Early in the coronavirus pandemic last year, the federal focus was entirely on vaccine development, leaving planning vaccine administration to the states—a mistake.
“Systems planning should have started as soon as the nation realized the pandemic in early 2020,” Lucas said. “As a result, the country is confronted with a patchwork of systems cobbled together at state and local levels that require work-arounds to function.”
The patchwork has a number of components, and they frequently don’t play well together, he said:
The integrated federal system that’s sorely needed would work differently, tracking vaccine allocation to states, including shipping instructions to FedEx and UPS, all the way down to state allocations and distribution to each vaccination site, he said. A comprehensive system would also keep track of the vaccine lot and the location for each inoculation as well as any reactions to the vaccine.
It would allow for different prioritization approaches and algorithms for prioritizing recipients for each state and territory, and put the states in charge of registration for citizens to make appointments for vaccination at different sites.
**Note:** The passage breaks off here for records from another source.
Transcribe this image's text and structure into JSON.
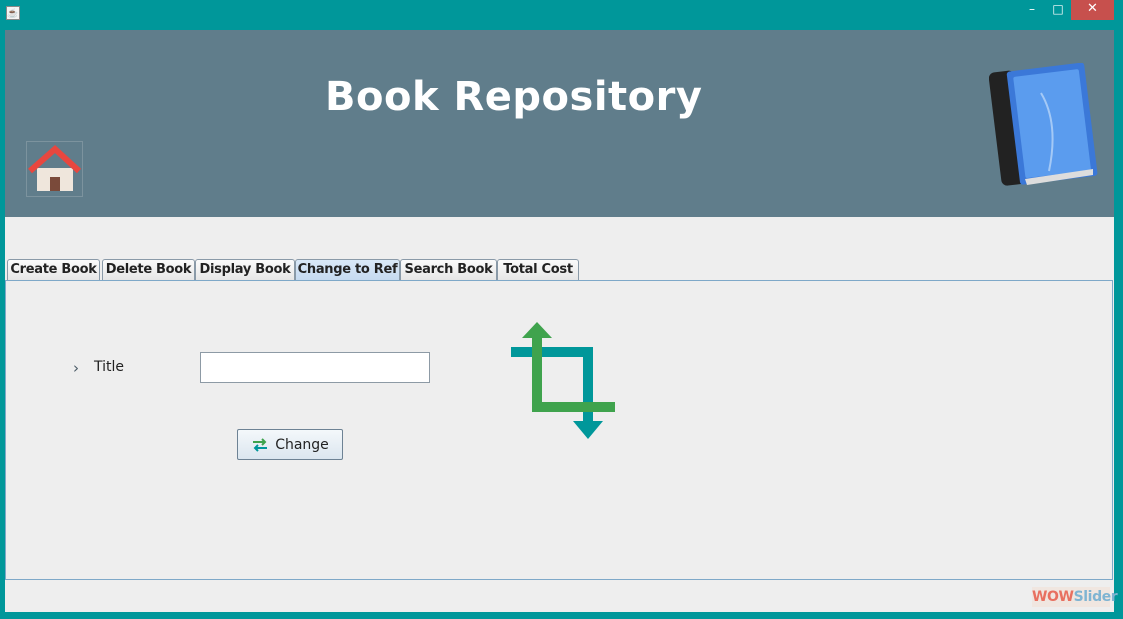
{
  "window": {
    "controls": {
      "minimize": "–",
      "maximize": "□",
      "close": "✕"
    },
    "app_icon": "java-cup-icon"
  },
  "header": {
    "title": "Book Repository",
    "home_icon": "house-icon",
    "logo_icon": "blue-book-icon",
    "background": "#607d8b"
  },
  "tabs": [
    {
      "label": "Create Book",
      "active": false
    },
    {
      "label": "Delete Book",
      "active": false
    },
    {
      "label": "Display Book",
      "active": false
    },
    {
      "label": "Change to Ref",
      "active": true
    },
    {
      "label": "Search Book",
      "active": false
    },
    {
      "label": "Total Cost",
      "active": false
    }
  ],
  "form": {
    "title_label": "Title",
    "title_value": "",
    "title_placeholder": "",
    "change_button": "Change",
    "change_icon": "swap-arrows-icon",
    "illustration_icon": "crop-icon"
  },
  "watermark": {
    "part1": "WOW",
    "part2": "Slider"
  },
  "colors": {
    "window_border": "#00979a",
    "accent_green": "#3fa34d",
    "accent_teal": "#00979a"
  }
}
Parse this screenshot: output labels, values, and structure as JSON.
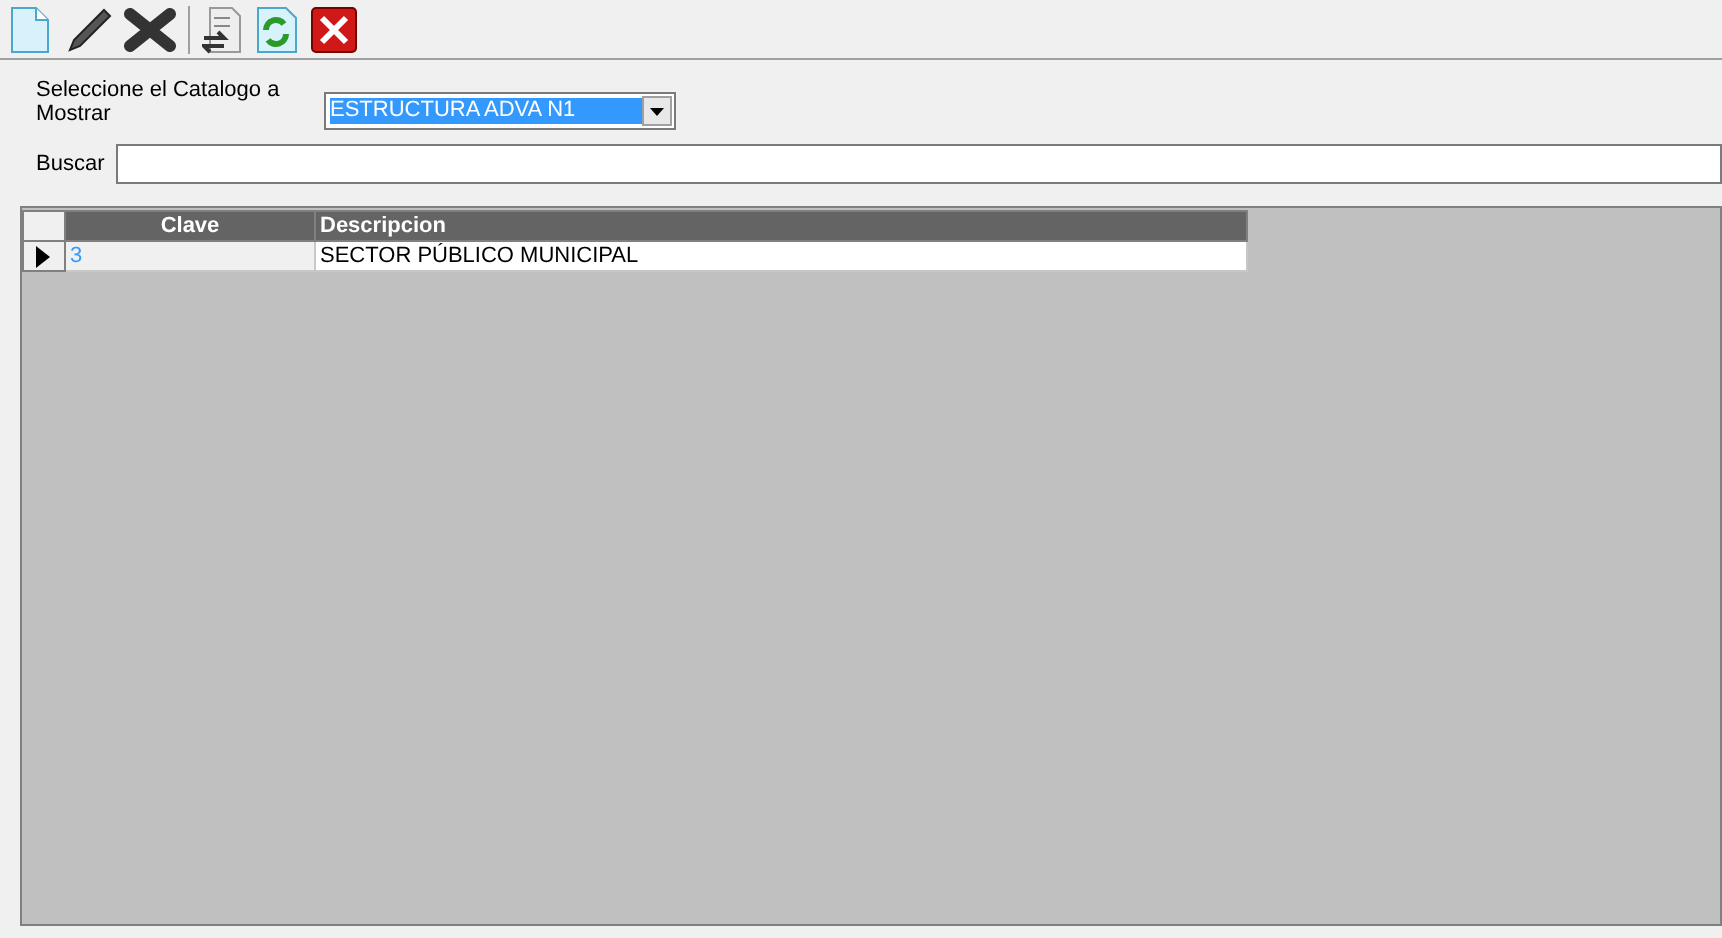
{
  "toolbar": [
    {
      "kind": "new"
    },
    {
      "kind": "edit"
    },
    {
      "kind": "delete"
    },
    {
      "kind": "separator"
    },
    {
      "kind": "export"
    },
    {
      "kind": "refresh"
    },
    {
      "kind": "close"
    }
  ],
  "catalog_select": {
    "label": "Seleccione el Catalogo a Mostrar",
    "value": "ESTRUCTURA ADVA N1"
  },
  "search": {
    "label": "Buscar"
  },
  "table": {
    "columns": [
      "Clave",
      "Descripcion"
    ],
    "rows": [
      {
        "selected": true,
        "cells": [
          "3",
          "SECTOR PÚBLICO MUNICIPAL"
        ]
      }
    ]
  }
}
The system would also maintain records of which vaccine was used, lot numbers, locations and any adverse reaction for each patient, and tally state totals for inoculations and remaining inventory.
Designing such a system would require “a designated team to gather system requirements from all types of eventual users of systems, including the CDC, HHS, state and county governments, public health departments, and medical personnel and staff who operate vaccination sites, as well as people who will register and receive vaccinations,” Lucas said.
Although creating the system would be a challenge, it would be no more complex than other tracking and coordination systems in use by manufacturers, shippers and distributors, he said.
Lucas notes that several successful tech firms have volunteered to help with the COVID vaccination effort.
“How much better might IT support for vaccination be if the development team included people from Google, Amazon and Microsoft?” he said. “They have built impressive websites for various kinds of transactions and have expert knowledge of the Internet and cloud computing.”
It would come down to good design and responsible decision-making, Lucas said.
“The United States should be able to do better than its efforts to date to vaccinate the population against COVID-19,” he said.